I am frustrated and puzzled and at times angry about it. The unfairness of it all is something I sometimes think though rarely allow to pass my lips to others.
What frustrates, puzzles and angers me at times?
My faith. Particularly my passion for it. I wonder why faith, my Catholic faith and my attempted embrace of Catholicism's doctrines, dogmas and teachings, is something that consumes much of my thinking while not doing so, seemingly, for others. It is at times maddening.
Into that frustration steps Fr. Denis Lemieux:
Going out from God so as to return to God—this is the basic structure and movement of all created reality, and most especially the creature man. ‘We come from the mind of God and return to the heart of God,’ was Catherine Doherty’s poetic expression of the principle. God made something that is ‘not-God’ so that this not-God could enter into a communion of love with Himself. And this is the whole story, the sweeping movement of the entire action of God, as far as our poor human minds can understand it.
Of course, freedom is at the heart of all this. It is no communion of love if there is no freedom. God is not a rapist, forcing Himself on us. It’s a very subtle dynamic, one which we don’t fully understand. We do not actually have the freedom to enter communion with God, any more than we have the freedom to swim the Atlantic ocean or fly to the top of Mount Everest. It is beyond us.
But our freedom is required, to dispose ourselves towards that reditus, that return to God. God has to achieve the deed, but our willingness to co-operate with Him is necessary. He will not force us to love Him, even though the power by which we love Him is ultimately given to us by Him.

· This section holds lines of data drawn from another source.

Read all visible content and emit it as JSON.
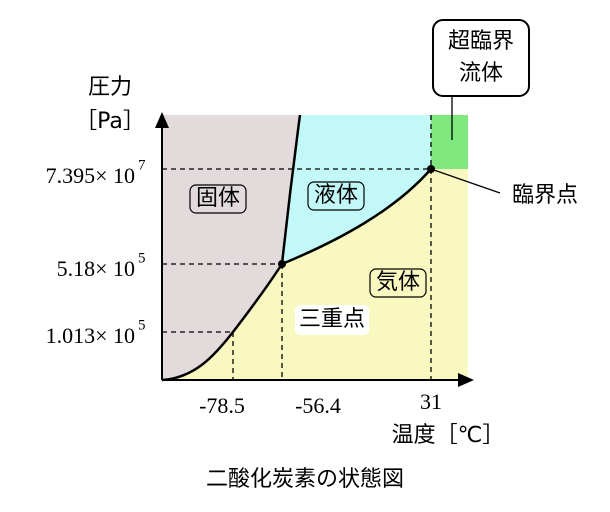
{
  "axes": {
    "y_label": "圧力",
    "y_unit": "［Pa］",
    "x_label": "温度［℃］"
  },
  "y_ticks": [
    {
      "mantissa": "7.395× 10",
      "exponent": "7"
    },
    {
      "mantissa": "5.18× 10",
      "exponent": "5"
    },
    {
      "mantissa": "1.013× 10",
      "exponent": "5"
    }
  ],
  "x_ticks": [
    "-78.5",
    "-56.4",
    "31"
  ],
  "regions": {
    "solid": "固体",
    "liquid": "液体",
    "gas": "気体",
    "supercritical": [
      "超臨界",
      "流体"
    ]
  },
  "points": {
    "critical": "臨界点",
    "triple": "三重点"
  },
  "caption": "二酸化炭素の状態図"
}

And so, being free, we can refuse. The exitus can become not just a going out from, but a going away from. In truth, we go out only to return: the exitus is only and absolutely for the sake of the reditus. But something in us rebels at this, there is no question. We want something of our own, something that is not God’s and is not to do with God.

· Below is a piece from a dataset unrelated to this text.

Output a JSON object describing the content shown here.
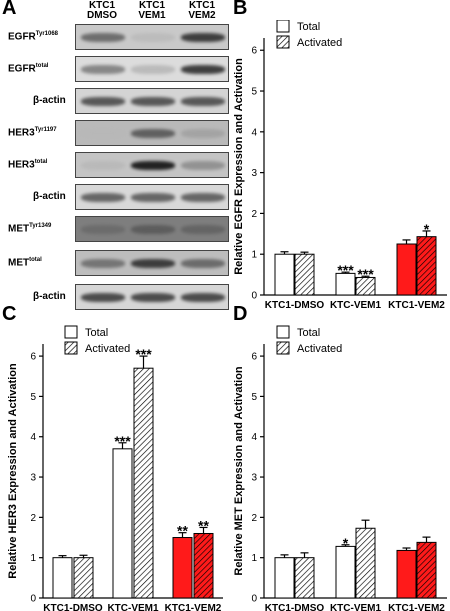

There is nothing of that nature in existence. And so the flight away from God is a flight into nothingness, oblivion. It is supremely ironic; we flee from God because we reject the utter dependence and servility of our position with Him. But in fleeing from God we discover the shocking totality of our poverty and nothingness: we cannot ascend to the heights by our own power. And so we collapse into various forms of slavery and degradation: enslaved to the passions, to the spirit of the age, to the devil’s machinations, ultimately to the inevitability of death and destruction.
Meanwhile, God in his mercy awaits our return. And the way back is as near as the nearest altar, as the nearest confessional, the local parish. The book quoted here is Spirit of the Liturgy, after all, and Ratzinger is talking about where this reditus occurs.
It occurs through, with, and in Jesus, and Jesus is with us most fully, most assuredly in the Holy Sacrifice of the Mass.
The fact is that many folks aren't likely reading anymore and have clicked away but this sort of stuff I find fascinating, inspiring, moving, redemptive... necessary.
While others shrug.
Why in hell am I so weird comparatively speaking?